In Alzheimer’s disease, nerve cells in the brain degenerate as a result of the abnormal accumulation of the proteins beta-amyloid and tau. As more brain neurons become damaged, this manifests in dysfunction of cognitive functions such as memory and speech.
The disease progresses insidiously and biological changes in the brain begin as early as 20 to 25 years before memory loss and other cognitive symptoms become evident. The earlier a patient is correctly diagnosed, the sooner they can be offered the right treatment.
Alzheimer’s is the most common form of dementia, accounting for 60 to 80 per cent of all cases. Globally, dementia cases are predicted to triple by 2050.
This inspired the latest research by which Karolinska Institutet, along with colleagues at Landspitali University Hospital in Iceland, Gothenburg University and University College London, has been studying biomarkers in blood for very early pathological changes in a rare and inherited form of Alzheimer disease that accounts for less than one percent of all cases.
Individuals with a parent with Alzheimer disease caused by a mutation have a 50 percent risk of developing the disease themselves.
For this study, the researchers analysed 164 blood plasma samples from 33 mutation carriers and 42 relatives without the inherited pathogenic predisposition. The data were collected between 1994 and 2018.
Their results reveal clear changes of several blood protein concentrations in the mutation-carriers.
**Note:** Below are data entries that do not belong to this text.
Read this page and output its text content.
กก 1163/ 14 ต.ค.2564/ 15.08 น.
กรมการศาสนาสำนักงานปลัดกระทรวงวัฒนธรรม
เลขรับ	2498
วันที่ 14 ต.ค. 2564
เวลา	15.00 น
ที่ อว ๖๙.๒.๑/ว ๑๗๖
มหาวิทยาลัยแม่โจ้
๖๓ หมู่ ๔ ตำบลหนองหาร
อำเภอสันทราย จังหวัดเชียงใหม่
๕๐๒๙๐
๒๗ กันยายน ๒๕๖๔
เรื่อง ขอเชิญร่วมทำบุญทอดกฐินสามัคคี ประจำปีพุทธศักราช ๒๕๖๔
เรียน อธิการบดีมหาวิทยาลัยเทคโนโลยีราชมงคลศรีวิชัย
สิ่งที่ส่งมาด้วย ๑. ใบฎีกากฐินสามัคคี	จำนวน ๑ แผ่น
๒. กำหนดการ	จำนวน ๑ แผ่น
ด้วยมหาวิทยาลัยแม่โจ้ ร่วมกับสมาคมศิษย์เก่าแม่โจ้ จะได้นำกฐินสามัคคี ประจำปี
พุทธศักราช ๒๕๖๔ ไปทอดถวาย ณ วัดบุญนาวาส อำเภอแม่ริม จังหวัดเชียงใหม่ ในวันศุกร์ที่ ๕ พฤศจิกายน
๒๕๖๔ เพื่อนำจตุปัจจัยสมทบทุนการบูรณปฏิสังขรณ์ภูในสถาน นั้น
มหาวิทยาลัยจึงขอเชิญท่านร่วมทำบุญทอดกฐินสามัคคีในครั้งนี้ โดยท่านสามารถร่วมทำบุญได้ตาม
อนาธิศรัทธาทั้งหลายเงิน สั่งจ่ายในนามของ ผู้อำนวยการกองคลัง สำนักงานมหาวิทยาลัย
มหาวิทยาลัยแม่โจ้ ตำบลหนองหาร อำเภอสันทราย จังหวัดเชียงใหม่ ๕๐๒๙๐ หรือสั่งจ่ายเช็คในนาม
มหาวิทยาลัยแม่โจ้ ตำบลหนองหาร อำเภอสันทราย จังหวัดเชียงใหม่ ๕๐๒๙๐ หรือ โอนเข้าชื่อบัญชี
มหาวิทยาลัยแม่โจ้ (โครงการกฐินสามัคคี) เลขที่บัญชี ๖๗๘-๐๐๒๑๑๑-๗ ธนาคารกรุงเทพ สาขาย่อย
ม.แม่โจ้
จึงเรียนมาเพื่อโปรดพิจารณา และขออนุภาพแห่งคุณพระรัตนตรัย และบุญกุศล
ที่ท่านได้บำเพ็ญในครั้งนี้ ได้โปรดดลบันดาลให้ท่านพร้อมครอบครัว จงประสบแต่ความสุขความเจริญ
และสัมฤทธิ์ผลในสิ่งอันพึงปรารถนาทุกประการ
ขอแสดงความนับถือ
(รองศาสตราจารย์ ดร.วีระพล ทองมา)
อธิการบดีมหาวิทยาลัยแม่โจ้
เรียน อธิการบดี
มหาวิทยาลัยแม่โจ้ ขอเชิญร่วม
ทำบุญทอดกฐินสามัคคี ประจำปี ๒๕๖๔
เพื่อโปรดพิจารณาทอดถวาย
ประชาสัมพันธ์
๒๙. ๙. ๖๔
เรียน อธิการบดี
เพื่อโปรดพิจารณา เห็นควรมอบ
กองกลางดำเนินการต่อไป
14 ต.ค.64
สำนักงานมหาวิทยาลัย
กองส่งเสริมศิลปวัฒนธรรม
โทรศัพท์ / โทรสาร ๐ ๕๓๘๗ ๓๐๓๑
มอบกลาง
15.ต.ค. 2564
“Our results suggest that GFAP, a presumed biomarker for activated immune cells in the brain, reflects changes in the brain due to Alzheimer’s disease that occur before the accumulation of tau protein and measurable neuronal damage,” says the study’s first author Charlotte Johansson, doctoral student at the Department of Neurobiology, Care Sciences and Society, Karolinska Institutet.
“In the future it could be used as a non-invasive biomarker for the early activation of immune cells such as astrocytes in the central nervous system, which can be valuable to the development of new drugs and to the diagnostics of cognitive diseases.”